Wednesday, 22 June 2016

Why was it the Son who became incarnate?

“Because the Mediator must be God, redemption requires that one of the three persons becomes the Mediator (and thus the God-man, with two wills)” (Mark Jones). Why was it the Son who became incarnate and not the Father or the Holy Spirit?

David Kirk notes that ‘while the creation is a work of the whole Trinity…it also stands in a peculiar relation to the Son’ (citing Herman Bavinck, Reformed Dogmatics, 2:423).
In the beginning was the Word, and the Word was with God, and the Word was God. He was in the beginning with God. All things were made through him, and without him was not any thing made that was made… (John 1:1-3 ESV)
The Logos becomes flesh because he is the one through whom and for whom all things were made (Colossians 1:16). The world, made through the Son, is to be saved through the Son:
For God so loved the world, that he gave his only Son, that whoever believes in him should not perish but have eternal life. For God did not send his Son into the world to condemn the world, but in order that the world might be saved through him. (John 3:16-17 ESV)
Mark Jones offers the following reasons (my headings and combining the last two reasons):

(1) The title "Son" for one person of the Trinity only
The Son of God is, by virtue of his title, more appropriately the Son of Man and the Son of a woman. In other words, it was not “fit” that in the Trinity there should be two persons who both bear the title of “Son,” which would have been the case had the Father become incarnate.
Turretin argued that the Holy Spirit, for example, could not be sent to be Mediator because “there would have been two sons, the second person by eternal generation and the third by an incarnation in time.”
(2) The Son is the middle person within the Trinity
the Son, as the “middle person” bears the best resemblance of the work as Mediator. He comes between us and God.
Turretin argues that “he who is between the Father and the Holy Spirit should be Mediator between God and men.”
 (3) Adoption as sons of God is the aim of salvation
The Son is peculiarly fitted to be Mediator since, according to Thomas Goodwin, “the main end of his being Mediator,” that is, the adoption of his people into the family of God, is “made one of the greatest benefits of all others” (Eph. 1:5).

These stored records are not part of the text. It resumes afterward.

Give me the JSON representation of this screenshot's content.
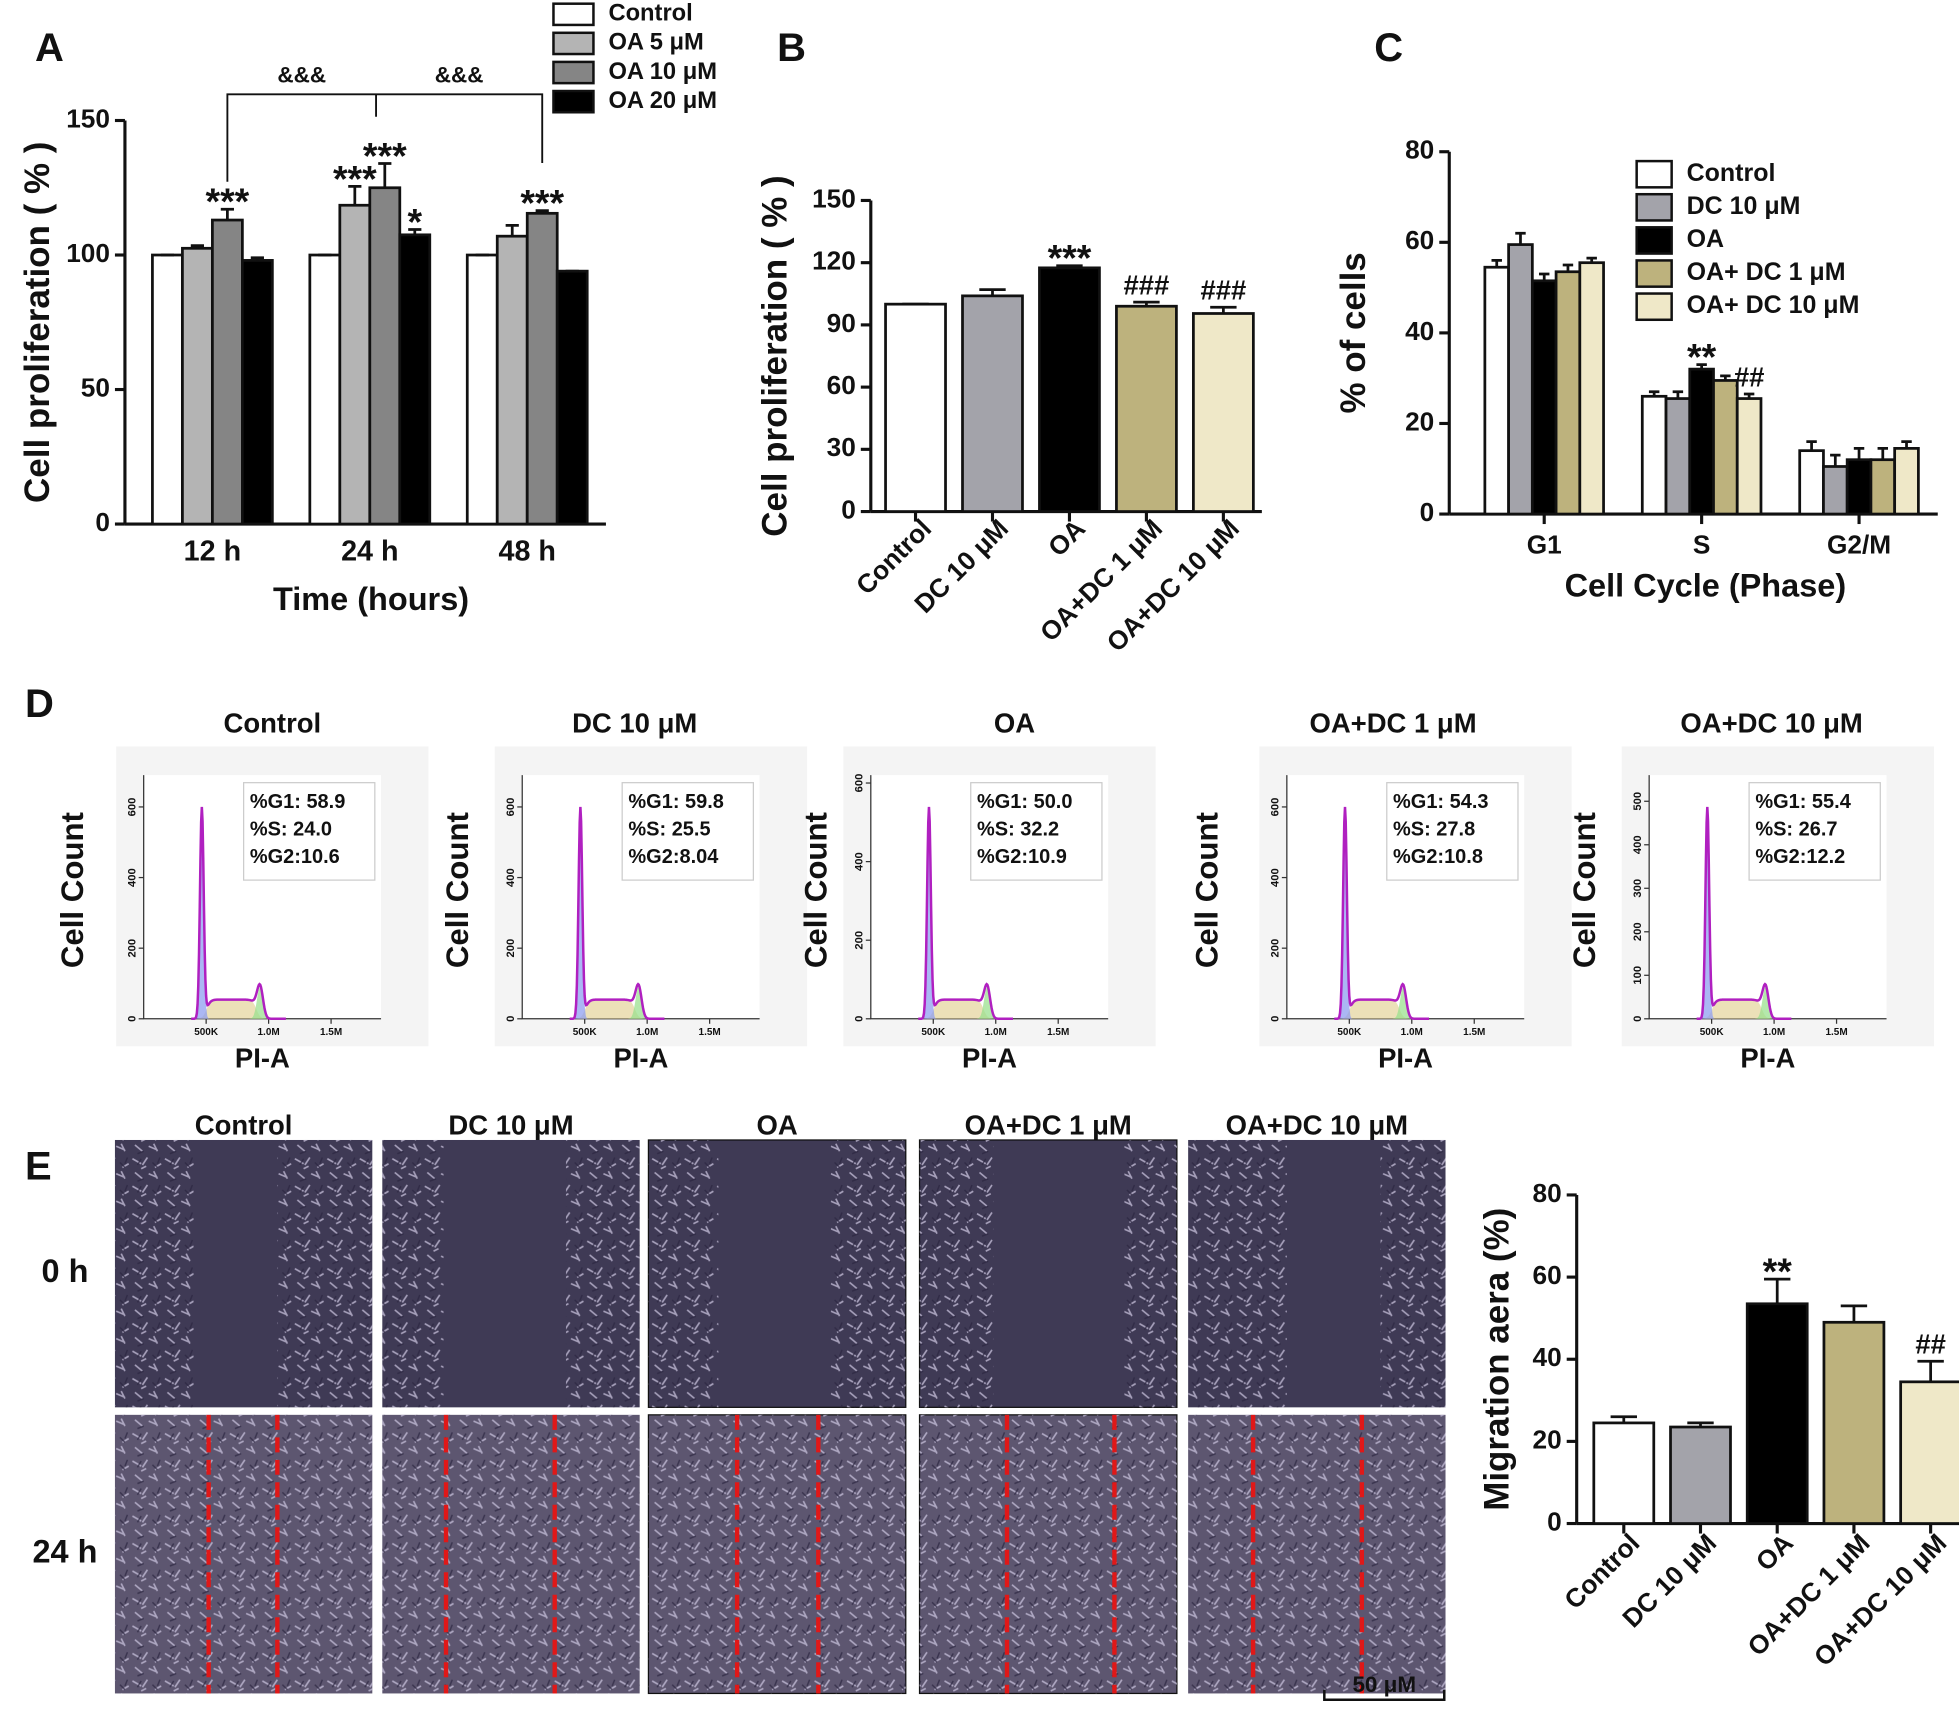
{
  "panel_labels": [
    "A",
    "B",
    "C",
    "D",
    "E"
  ],
  "chart_data": [
    {
      "type": "bar",
      "ylabel": "Cell proliferation ( % )",
      "xlabel": "Time (hours)",
      "categories": [
        "12 h",
        "24 h",
        "48 h"
      ],
      "series": [
        {
          "name": "Control",
          "color": "#ffffff",
          "values": [
            100,
            100,
            100
          ],
          "errors": [
            0,
            0,
            0
          ],
          "significance": [
            null,
            null,
            null
          ]
        },
        {
          "name": "OA 5 μM",
          "color": "#b4b4b4",
          "values": [
            102.5,
            118.5,
            107
          ],
          "errors": [
            1,
            7,
            4
          ],
          "significance": [
            null,
            "***",
            null
          ]
        },
        {
          "name": "OA 10 μM",
          "color": "#858585",
          "values": [
            113,
            125,
            115.5
          ],
          "errors": [
            4,
            9,
            1
          ],
          "significance": [
            "***",
            "***",
            "***"
          ]
        },
        {
          "name": "OA 20 μM",
          "color": "#000000",
          "values": [
            98,
            107.5,
            94
          ],
          "errors": [
            1,
            2,
            0
          ],
          "significance": [
            null,
            "*",
            null
          ]
        }
      ],
      "bracket_labels": [
        "&&&",
        "&&&"
      ],
      "ylim": [
        0,
        150
      ],
      "yticks": [
        0,
        50,
        100,
        150
      ],
      "legend": "top-right"
    },
    {
      "type": "bar",
      "ylabel": "Cell proliferation ( % )",
      "categories": [
        "Control",
        "DC 10 μM",
        "OA",
        "OA+DC 1 μM",
        "OA+DC 10 μM"
      ],
      "values": [
        100,
        104,
        117.5,
        99,
        95.5
      ],
      "errors": [
        0,
        3,
        1,
        2,
        3
      ],
      "colors": [
        "#ffffff",
        "#a3a3aa",
        "#000000",
        "#bdb27d",
        "#efe8c8"
      ],
      "significance": [
        null,
        null,
        "***",
        "###",
        "###"
      ],
      "ylim": [
        0,
        150
      ],
      "yticks": [
        0,
        30,
        60,
        90,
        120,
        150
      ]
    },
    {
      "type": "bar",
      "ylabel": "% of cells",
      "xlabel": "Cell Cycle (Phase)",
      "categories": [
        "G1",
        "S",
        "G2/M"
      ],
      "series": [
        {
          "name": "Control",
          "color": "#ffffff",
          "values": [
            54.5,
            26,
            14
          ],
          "errors": [
            1.5,
            1,
            2
          ],
          "significance": [
            null,
            null,
            null
          ]
        },
        {
          "name": "DC 10 μM",
          "color": "#a3a3aa",
          "values": [
            59.5,
            25.5,
            10.5
          ],
          "errors": [
            2.5,
            1.5,
            2.5
          ],
          "significance": [
            null,
            null,
            null
          ]
        },
        {
          "name": "OA",
          "color": "#000000",
          "values": [
            51.5,
            32,
            12
          ],
          "errors": [
            1.5,
            1,
            2.5
          ],
          "significance": [
            null,
            "**",
            null
          ]
        },
        {
          "name": "OA+ DC 1 μM",
          "color": "#bdb27d",
          "values": [
            53.5,
            29.5,
            12
          ],
          "errors": [
            1.5,
            1,
            2.5
          ],
          "significance": [
            null,
            null,
            null
          ]
        },
        {
          "name": "OA+ DC 10 μM",
          "color": "#efe8c8",
          "values": [
            55.5,
            25.5,
            14.5
          ],
          "errors": [
            1,
            1,
            1.5
          ],
          "significance": [
            null,
            "##",
            null
          ]
        }
      ],
      "ylim": [
        0,
        80
      ],
      "yticks": [
        0,
        20,
        40,
        60,
        80
      ],
      "legend": "top-right"
    },
    {
      "type": "bar",
      "ylabel": "Migration aera  (%)",
      "categories": [
        "Control",
        "DC 10 μM",
        "OA",
        "OA+DC 1 μM",
        "OA+DC 10 μM"
      ],
      "values": [
        24.5,
        23.5,
        53.5,
        49,
        34.5
      ],
      "errors": [
        1.5,
        1,
        6,
        4,
        5
      ],
      "colors": [
        "#ffffff",
        "#a3a3aa",
        "#000000",
        "#bdb27d",
        "#efe8c8"
      ],
      "significance": [
        null,
        null,
        "**",
        null,
        "##"
      ],
      "ylim": [
        0,
        80
      ],
      "yticks": [
        0,
        20,
        40,
        60,
        80
      ]
    }
  ],
  "flow_cytometry": {
    "ylabel": "Cell Count",
    "xlabel": "PI-A",
    "xlim": [
      0,
      1900000
    ],
    "xticks": [
      {
        "value": 500000,
        "label": "500K"
      },
      {
        "value": 1000000,
        "label": "1.0M"
      },
      {
        "value": 1500000,
        "label": "1.5M"
      }
    ],
    "panels": [
      {
        "title": "Control",
        "stats": [
          "%G1: 58.9",
          "%S: 24.0",
          "%G2:10.6"
        ],
        "ylim": [
          0,
          690
        ],
        "yticks": [
          0,
          200,
          400,
          600
        ]
      },
      {
        "title": "DC 10 μM",
        "stats": [
          "%G1: 59.8",
          "%S: 25.5",
          "%G2:8.04"
        ],
        "ylim": [
          0,
          690
        ],
        "yticks": [
          0,
          200,
          400,
          600
        ]
      },
      {
        "title": "OA",
        "stats": [
          "%G1: 50.0",
          "%S: 32.2",
          "%G2:10.9"
        ],
        "ylim": [
          0,
          620
        ],
        "yticks": [
          0,
          200,
          400,
          600
        ]
      },
      {
        "title": "OA+DC 1 μM",
        "stats": [
          "%G1: 54.3",
          "%S: 27.8",
          "%G2:10.8"
        ],
        "ylim": [
          0,
          690
        ],
        "yticks": [
          0,
          200,
          400,
          600
        ]
      },
      {
        "title": "OA+DC 10 μM",
        "stats": [
          "%G1: 55.4",
          "%S: 26.7",
          "%G2:12.2"
        ],
        "ylim": [
          0,
          560
        ],
        "yticks": [
          0,
          100,
          200,
          300,
          400,
          500
        ]
      }
    ]
  },
  "wound_healing": {
    "columns": [
      "Control",
      "DC 10 μM",
      "OA",
      "OA+DC 1 μM",
      "OA+DC 10 μM"
    ],
    "rows": [
      "0 h",
      "24 h"
    ],
    "scale_bar": "50  μM"
  }
}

The Son is the most suitable person to convey this soteric blessing insofar that as a Son Christ conveys sonship upon his people by virtue of his union with them (Gal. 4:4-5).

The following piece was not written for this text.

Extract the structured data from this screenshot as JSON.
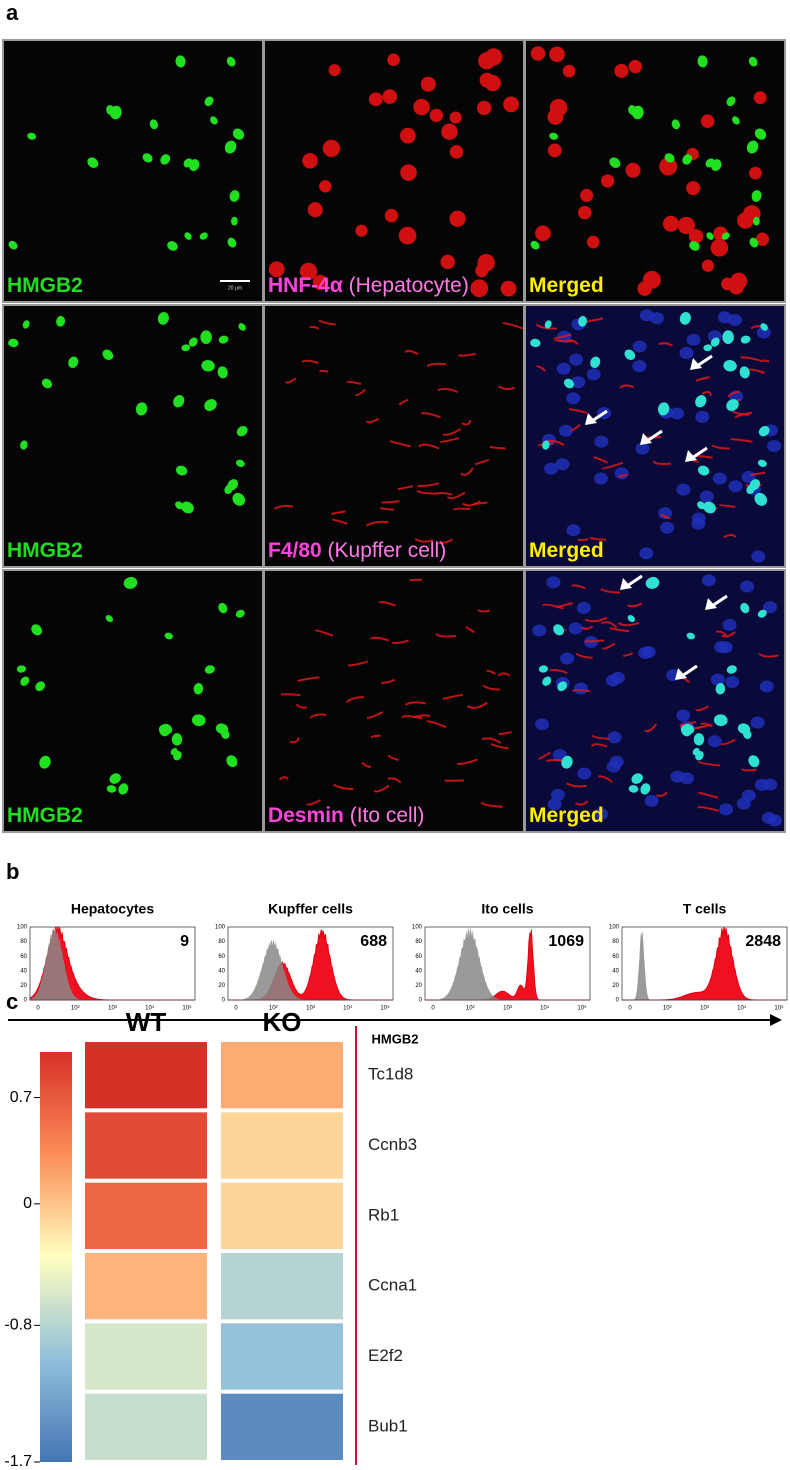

Again, in similar fashion, Turretin argues that it was fitting that “he who was a Son by nature should make us adoptive sons by grace.” Besides Trinitarian reasons, soteric factors – i.e. the doctrine of adoption – explain why the Son should be Mediator.
(4) The offices of priest, prophet, and king are most apt for the Son
Regarding the office of priest, it is the birth-right of the eldest Son in the family to be the priest. Therefore, to prove he was a Priest (Heb. 5), the author cites Psalm 2: “You are my Son, today I have begotten you.” As an intercessory priest the Son is uniquely able to approach the Father, which is a function grounded both in ontology (i.e. their natural subsistence) and economy (Christ’s work of mediation).

As a prophet, the Son is especially fit to be Mediator because he is the Word and Wisdom of the Father (Heb. 1:1; Jn. 1:18).

As a King, there is none so fit as the heir, “none so fit to have all Judgment and the Kingdom committed to him as God’s Son” (Goodwin).
[The last paragraph is an assertion rather than an argument. The argument may be in the first paragraph, given that the citation of Psalm 2 is more apt for kingship than priesthood. Priesthood and kingship are of course combined in Melchizedek, cf. Psalm 110.]